Along with picks and shovels, people brought grapevines to the Sierra Foothills in the mid-1800s. And we’re glad they did! Once planted, many of the vineyards in this region operated non-stop, even during the Prohibition years.
Today, this region is blessed with small, distinctive vineyards and wineries, beautiful scenery, quiet gold rush towns, and fresh mountain air.
The vineyards, located between 1,500 and 3,000 feet, are planted in well-drained, rich soils. Warm, sun-drenched days followed by cool, crisp nights yield grapes of remarkable intensity. And intense grapes produce wines with magnificent flavors: pure gold.
Grapes have been planted in the Sierra Foothills since gold rush days. European fortune hunters, unwilling to abandon their taste for wine, planted vineyards. When the gold boom ended, the wine industry withered. Revival came in the 1970s with zinfandel the undisputed star. Today, while zins remain impressive, Rhône and Italian varieties have found a happy home in Gold Country’s diverse terrain.
The Sierra Foothills wine country meanders through three counties: El Dorado, Amador, and Calaveras. Laced with crooked, narrow roads, wine tasting is decidedly unfussy. Throughout the area you’ll find ghost towns and quaint communities to explore, along with state parks dedicated to mining history where you can pan for gold and ride a stagecoach.
Outdoor adventure also awaits—mountain biking, hiking, horseback riding, and white-water rafting. Take your time as you wander the picturesque countryside with a good map and local wine brochure at hand. Many of the best sites and recreational opportunities lay off the beaten track.
Here’s where to head.
El Dorado County
El Dorado Wine Country has breathtaking vistas, a wide diversity of award-winning wines, and other delightful discoveries around every bend. The wineries are renowned for making vibrantly flavorful, distinctly delicious wines, grown in the dramatic elevations of the Sierra Foothills. Vineyards and wineries flourished here during the mid-to-late 1800s, making the county one of California’s oldest wine-producing areas. In the 1970s, El Dorado experienced a rebirth in the growth of premium vineyards and wineries.

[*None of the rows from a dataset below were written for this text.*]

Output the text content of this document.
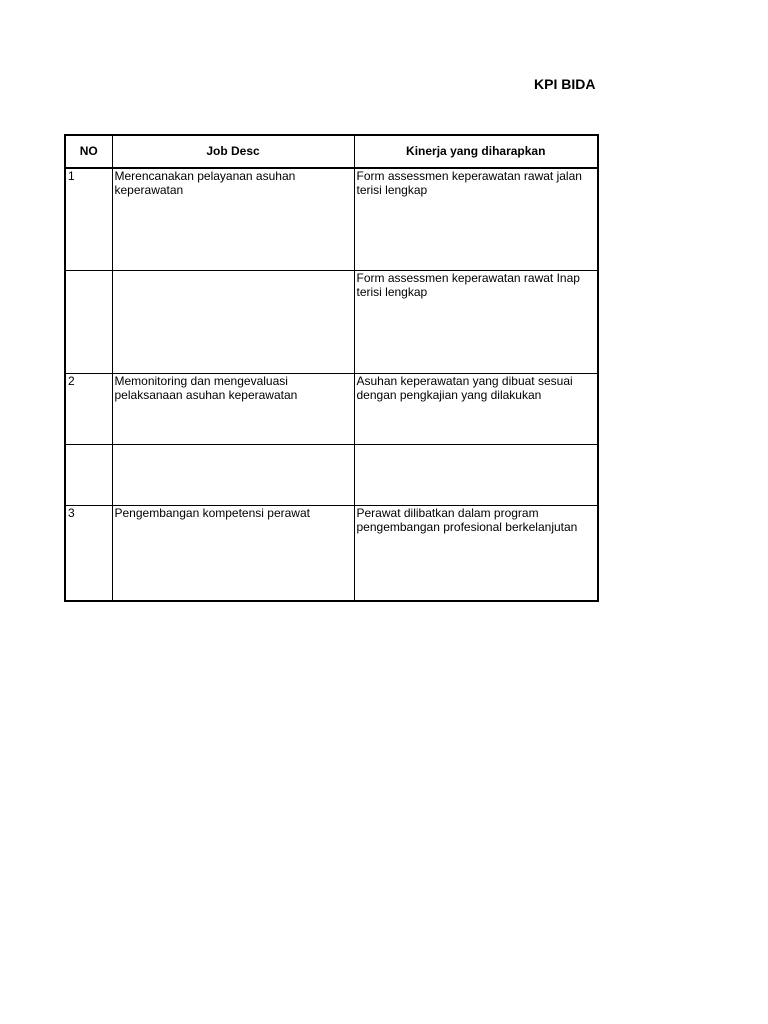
KPI BIDA
NO	Job Desc	Kinerja yang diharapkan
1	Merencanakan pelayanan asuhan keperawatan	Form assessmen keperawatan rawat jalan terisi lengkap
		Form assessmen keperawatan rawat Inap terisi lengkap
2	Memonitoring dan mengevaluasi pelaksanaan asuhan keperawatan	Asuhan keperawatan yang dibuat sesuai dengan pengkajian yang dilakukan

3	Pengembangan kompetensi perawat	Perawat dilibatkan dalam program pengembangan profesional berkelanjutan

Today, the county has more than 2,000 acres of vines producing 50 grape varieties and is home to more than 70 wineries.
The beautiful Shenandoah Valley is the heart of Amador Wine Country. The valley offers country roads with breathtaking views, charming postcard-perfect farms, unique tasting rooms, and relaxing environments. This undiscovered California gem features rolling, golden hills studded with majestic oaks and rolling vineyards producing exceptional full-bodied wines.
Shenandoah Valley produces some of the most interesting wines due to its terroir, a unique combination of rocky soil and warm temperatures that gives the wines their distinctive flavor.
Amador may have developed its reputation around Zinfandel, but Amador winemakers have branched out over the past 20 years and now produce wines from grape varietals originating in France, Italy, Portugal, and Spain.
At the heart of Calaveras County’s wine country is an old-school Main Street with a new-world vibe. Unique to any other wine region, Murphys is a wine-lover’s dream with numerous tasting rooms and many excellent restaurants in an historic downtown.
Murphys was one of the Gold Country’s richest diggins. The picturesque village is known today for its many natural attractions including caverns, a charming Main Street, unique shops including art galleries, and spectacular wineries. You can literally do wine country on foot in Murphys. There are over 25 wineries here and 20 of them have tasting rooms within walking distance from one another along Murphy’s Historic Main Street.
Picturesque vineyards and destination wineries are nestled in the rolling hills throughout the county.
Maybe it’s because I’m getting older, I’m finding enjoyment in things that stop time. Just the simple act of tasting a glass of wine is its own event.